Senior Israeli Navy commander: Hamas, Hezbollah threaten our ports and oil rigs
Brig. Gen. Yaron Levi warns naval weapons smuggling on the rise; warns next war will see terrorist organizations use missiles that can hit ships, ports and sensitive infrastructure.
A senior officer in the Israeli Navy said Tuesday that terrorists groups close to Israel are in possession of missiles capable of hitting all Israeli ports and offshore infrastructure such as oil rigs.
Brigadier General Yaron Levi, the Navy's intelligence chief, spoke about the matter on Tuesday at a conference in Tel Aviv University that focused on the naval theater.
Levi reminded the audience that Hezbollah head Hassan Nasrallah recently said that if Israel imposes a naval siege on Lebanon as part of another war between the countries, Hezbollah will respond with missiles aimed at Israeli targets at sea.
"You don't need to be genius to know where our oil rigs are," he said. "I'm sure you can find their location on the internet." Levi pointed to the fact that a large part of Israel's strategic infrastructure is concentrated in a narrow strip along the coast, and said that "any damage to them would be critical."
Israel, he said, knows Hezbollah has Iranian-made surface-to-sea missiles, and may also obtain from Russian-made rockets that Syria has. These missiles, he said, have a range that "covers all of Israel's ports, our economic waters and a large part of the shipping lines to Israel."
According to Levi, Hezbollah's model "is being copied today to the Gaza Strip.
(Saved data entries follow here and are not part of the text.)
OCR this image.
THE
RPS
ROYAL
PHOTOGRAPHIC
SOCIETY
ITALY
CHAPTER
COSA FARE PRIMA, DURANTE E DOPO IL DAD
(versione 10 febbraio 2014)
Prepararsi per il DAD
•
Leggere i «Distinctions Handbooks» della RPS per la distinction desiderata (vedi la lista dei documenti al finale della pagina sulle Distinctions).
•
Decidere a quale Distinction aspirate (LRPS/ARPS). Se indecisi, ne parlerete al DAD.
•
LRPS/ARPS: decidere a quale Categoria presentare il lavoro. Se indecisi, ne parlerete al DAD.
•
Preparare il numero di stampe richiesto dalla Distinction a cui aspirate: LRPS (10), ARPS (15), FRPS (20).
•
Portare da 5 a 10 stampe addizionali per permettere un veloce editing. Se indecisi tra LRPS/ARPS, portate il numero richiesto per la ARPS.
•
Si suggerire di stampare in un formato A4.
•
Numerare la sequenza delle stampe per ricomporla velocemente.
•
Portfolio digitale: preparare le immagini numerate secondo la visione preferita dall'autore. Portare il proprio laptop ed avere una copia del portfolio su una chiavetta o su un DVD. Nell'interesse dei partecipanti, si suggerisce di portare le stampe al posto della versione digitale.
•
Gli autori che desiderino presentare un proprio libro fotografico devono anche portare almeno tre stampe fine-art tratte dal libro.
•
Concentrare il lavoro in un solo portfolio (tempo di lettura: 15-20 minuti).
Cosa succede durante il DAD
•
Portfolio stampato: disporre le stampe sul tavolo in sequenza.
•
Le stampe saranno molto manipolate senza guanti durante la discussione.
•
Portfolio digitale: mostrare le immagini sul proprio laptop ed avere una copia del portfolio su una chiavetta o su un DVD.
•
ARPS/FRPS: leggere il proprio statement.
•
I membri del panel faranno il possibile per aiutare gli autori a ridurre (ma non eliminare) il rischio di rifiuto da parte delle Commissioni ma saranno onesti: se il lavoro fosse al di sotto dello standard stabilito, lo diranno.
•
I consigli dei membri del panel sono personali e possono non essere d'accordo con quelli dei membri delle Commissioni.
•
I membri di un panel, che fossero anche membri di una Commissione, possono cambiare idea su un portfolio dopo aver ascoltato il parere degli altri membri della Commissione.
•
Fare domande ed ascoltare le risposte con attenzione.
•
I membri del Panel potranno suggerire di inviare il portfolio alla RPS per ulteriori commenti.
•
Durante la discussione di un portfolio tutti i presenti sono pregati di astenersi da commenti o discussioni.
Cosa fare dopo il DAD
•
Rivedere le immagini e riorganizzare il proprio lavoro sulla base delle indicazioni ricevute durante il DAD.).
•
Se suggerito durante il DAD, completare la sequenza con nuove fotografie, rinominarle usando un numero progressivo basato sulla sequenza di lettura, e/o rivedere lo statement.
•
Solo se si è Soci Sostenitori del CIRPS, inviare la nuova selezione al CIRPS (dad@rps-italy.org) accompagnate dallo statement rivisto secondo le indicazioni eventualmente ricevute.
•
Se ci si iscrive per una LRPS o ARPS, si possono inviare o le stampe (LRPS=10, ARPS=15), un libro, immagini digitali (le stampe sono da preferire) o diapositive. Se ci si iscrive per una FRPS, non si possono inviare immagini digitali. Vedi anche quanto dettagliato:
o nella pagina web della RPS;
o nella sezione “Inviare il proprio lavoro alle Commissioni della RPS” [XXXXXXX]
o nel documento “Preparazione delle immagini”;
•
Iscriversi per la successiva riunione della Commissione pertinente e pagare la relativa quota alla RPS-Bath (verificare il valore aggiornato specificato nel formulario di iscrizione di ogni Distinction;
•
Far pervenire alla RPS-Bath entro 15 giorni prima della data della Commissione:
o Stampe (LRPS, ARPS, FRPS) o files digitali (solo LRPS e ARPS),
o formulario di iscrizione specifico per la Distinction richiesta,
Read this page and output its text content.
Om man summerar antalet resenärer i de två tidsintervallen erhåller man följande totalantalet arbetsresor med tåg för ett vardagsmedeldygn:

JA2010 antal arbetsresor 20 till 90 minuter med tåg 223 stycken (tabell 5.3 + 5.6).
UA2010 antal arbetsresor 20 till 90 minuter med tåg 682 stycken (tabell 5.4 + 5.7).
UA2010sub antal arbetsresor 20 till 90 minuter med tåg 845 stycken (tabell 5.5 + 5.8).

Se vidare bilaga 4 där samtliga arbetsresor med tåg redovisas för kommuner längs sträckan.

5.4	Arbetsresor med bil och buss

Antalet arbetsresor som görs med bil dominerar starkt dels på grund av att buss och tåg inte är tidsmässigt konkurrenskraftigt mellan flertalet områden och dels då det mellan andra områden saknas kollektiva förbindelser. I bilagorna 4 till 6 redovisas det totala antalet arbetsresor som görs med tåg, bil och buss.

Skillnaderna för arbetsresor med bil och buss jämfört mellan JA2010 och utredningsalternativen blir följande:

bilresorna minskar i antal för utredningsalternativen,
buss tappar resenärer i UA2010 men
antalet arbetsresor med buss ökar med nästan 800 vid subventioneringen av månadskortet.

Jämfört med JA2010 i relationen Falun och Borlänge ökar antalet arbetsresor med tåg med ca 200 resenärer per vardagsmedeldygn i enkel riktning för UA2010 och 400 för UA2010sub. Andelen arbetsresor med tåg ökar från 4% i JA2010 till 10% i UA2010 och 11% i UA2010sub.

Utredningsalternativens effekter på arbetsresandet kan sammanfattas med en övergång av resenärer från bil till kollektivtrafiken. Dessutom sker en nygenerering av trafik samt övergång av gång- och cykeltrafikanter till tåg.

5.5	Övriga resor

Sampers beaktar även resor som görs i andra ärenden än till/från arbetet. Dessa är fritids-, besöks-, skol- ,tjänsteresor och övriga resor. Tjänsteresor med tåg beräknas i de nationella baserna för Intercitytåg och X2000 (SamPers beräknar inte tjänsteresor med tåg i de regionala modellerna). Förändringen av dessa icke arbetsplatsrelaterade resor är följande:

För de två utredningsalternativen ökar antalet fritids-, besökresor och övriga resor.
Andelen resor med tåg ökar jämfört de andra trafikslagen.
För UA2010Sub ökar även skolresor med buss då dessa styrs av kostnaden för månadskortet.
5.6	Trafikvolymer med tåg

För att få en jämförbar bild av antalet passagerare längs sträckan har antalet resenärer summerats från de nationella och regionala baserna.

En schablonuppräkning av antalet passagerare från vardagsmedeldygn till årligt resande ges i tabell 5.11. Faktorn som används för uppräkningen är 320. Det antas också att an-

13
In the future, we will have to deal with missiles, torpedoes, mines, above-surface weapons and underwater ones, both in Gaza and Lebanon." He added that Iran is a major player in the smuggling of naval weapons, and that "we assume that everything that Iran has can be brought to theaters closer to us."
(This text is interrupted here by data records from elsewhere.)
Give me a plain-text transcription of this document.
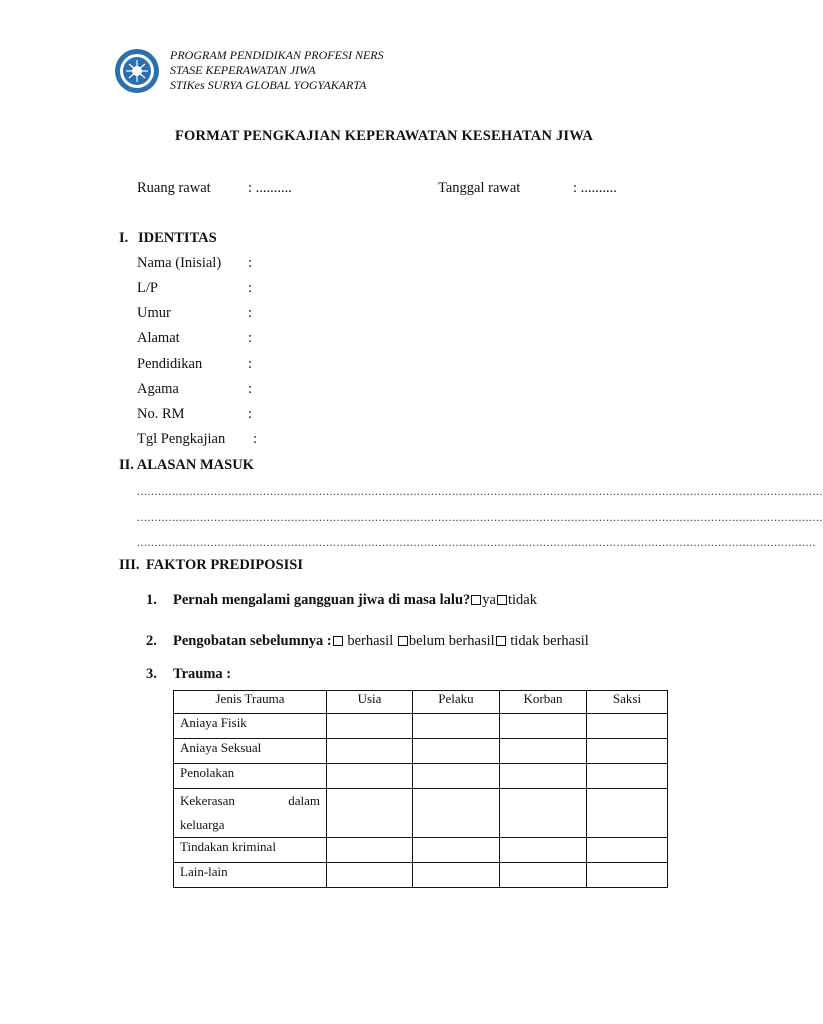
PROGRAM PENDIDIKAN PROFESI NERS
STASE KEPERAWATAN JIWA
STIKes SURYA GLOBAL YOGYAKARTA
FORMAT PENGKAJIAN KEPERAWATAN KESEHATAN JIWA
Ruang rawat	: ..........	Tanggal rawat	: ..........
I. IDENTITAS
Nama (Inisial) :
L/P	:
Umur	:
Alamat	:
Pendidikan	:
Agama	:
No. RM	:
Tgl Pengkajian :
II. ALASAN MASUK
....................................................................................................................................................................................................
....................................................................................................................................................................................................
..................................................................................................................................................................................................
III. FAKTOR PREDIPOSISI
1. Pernah mengalami gangguan jiwa di masa lalu? ya tidak
2. Pengobatan sebelumnya : berhasil belum berhasil tidak berhasil
3. Trauma :
Jenis Trauma	Usia	Pelaku	Korban	Saksi
Aniaya Fisik				
Aniaya Seksual				
Penolakan				

Kekerasan dalam
keluarga				

Tindakan kriminal				
Lain-lain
After intercepting the ship Victoria a few months ago, Levi added, and seizing surface-to-sea missiles of a different type – Iranian-made C-704 missiles intended for Gaza, "everyone realized that the Strip is going in that direction – and that it is our duty to stop it." He said that in the last decade there has been a gradual increase in naval weapons smuggling to the area, as well as in their level of sophistication.